James-Chakraborty outlined in the letter how she disagreed with the validity of some of these criteria, including citations per faculty and international faculty ratio. O’Halpin added that the QS did not include academic freedom of inquiry on the list. James-Chakraborty told The College Tribune that she believes we are the only country in the EU to take the QS university rankings into serious consideration.

On the subject of citations per faculty James-Chakraborty said, “when I taught at Berkeley… the people with top citations in chemistry all had them because they published things people vehemently disagreed with.” They were cited frequently because “they published controversial stuff that probably wasn’t true.” She added, “as a woman I know that my work is often used without being cited … people are much more likely to cite work by men and [especially] by white men.” To her, the number of citations could not be a credible measure of the quality of a university faculty because of these reasons.

UCD has strived to increase their international faculty ratio and now 42% of the staff are from abroad. In a hiring scheme for UCD last year, a candidate was marked out of 100. If this person was not from Ireland, they automatically won 5 points. James-Chakraborty said, “I think it makes the job market for Irish academics much tougher … [when] one of our responsibilities is to educate Irish academics.” She welcomes diversity but she did not believe this kind of hiring scheme was fair.

Professor Eunan O’Halpin mentioned to The College Tribune how the QS university rankings do not consider the level of academic freedom of inquiry and discourse within universities.

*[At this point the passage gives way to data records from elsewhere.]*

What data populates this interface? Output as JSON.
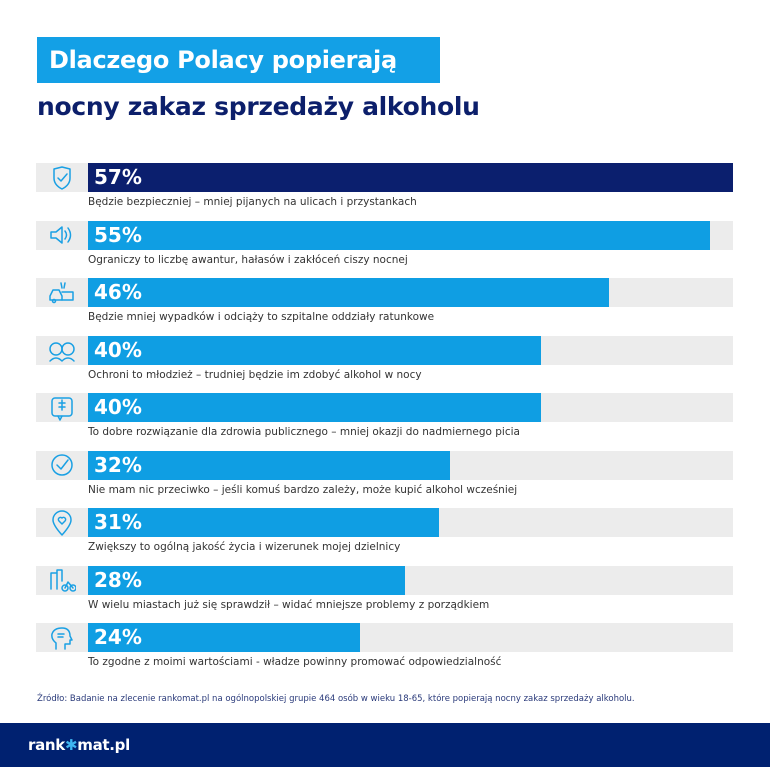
{
  "title_line1": "Dlaczego Polacy popierają",
  "title_line2": "nocny zakaz sprzedaży alkoholu",
  "colors": {
    "highlight_bar": "#0b1f6e",
    "bar": "#0f9ee3",
    "track": "#ececec",
    "title_box": "#13a0e6",
    "footer": "#002170"
  },
  "chart_data": {
    "type": "bar",
    "orientation": "horizontal",
    "xlim": [
      0,
      57
    ],
    "categories": [
      "Będzie bezpieczniej – mniej pijanych na ulicach i przystankach",
      "Ograniczy to liczbę awantur, hałasów i zakłóceń ciszy nocnej",
      "Będzie mniej wypadków i odciąży to szpitalne oddziały ratunkowe",
      "Ochroni to młodzież – trudniej będzie im zdobyć alkohol w nocy",
      "To dobre rozwiązanie dla zdrowia publicznego – mniej okazji do nadmiernego picia",
      "Nie mam nic przeciwko – jeśli komuś bardzo zależy, może kupić alkohol wcześniej",
      "Zwiększy to ogólną jakość życia i wizerunek mojej dzielnicy",
      "W wielu miastach już się sprawdził – widać mniejsze problemy z porządkiem",
      "To zgodne z moimi wartościami - władze powinny promować odpowiedzialność"
    ],
    "values": [
      57,
      55,
      46,
      40,
      40,
      32,
      31,
      28,
      24
    ],
    "value_labels": [
      "57%",
      "55%",
      "46%",
      "40%",
      "40%",
      "32%",
      "31%",
      "28%",
      "24%"
    ],
    "icons": [
      "shield-check-icon",
      "speaker-icon",
      "car-crash-icon",
      "young-people-icon",
      "medical-cross-icon",
      "check-circle-icon",
      "heart-pin-icon",
      "city-bike-icon",
      "head-values-icon"
    ]
  },
  "source": "Źródło: Badanie na zlecenie rankomat.pl na ogólnopolskiej grupie 464 osób w wieku 18-65, które popierają nocny zakaz sprzedaży alkoholu.",
  "logo": "rankomat.pl"
}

He suspects that this is a problem for academics in EU countries such as Poland or Hungary. For example, historians of modern Poland or modern Hungary meet objections from their governments who “don’t want serious research on the Holocaust” in case of it contesting their national narratives. According to him, QS does not place importance on university research challenging prevailing ideologies in society.

Both professors believe the system which the QS works by is flawed, particularly because they evaluate the sciences and the humanities in the same way; they fail to account for the major differences between the disciplines. They agree that the QS World University Rankings should be ignored by Irish universities altogether.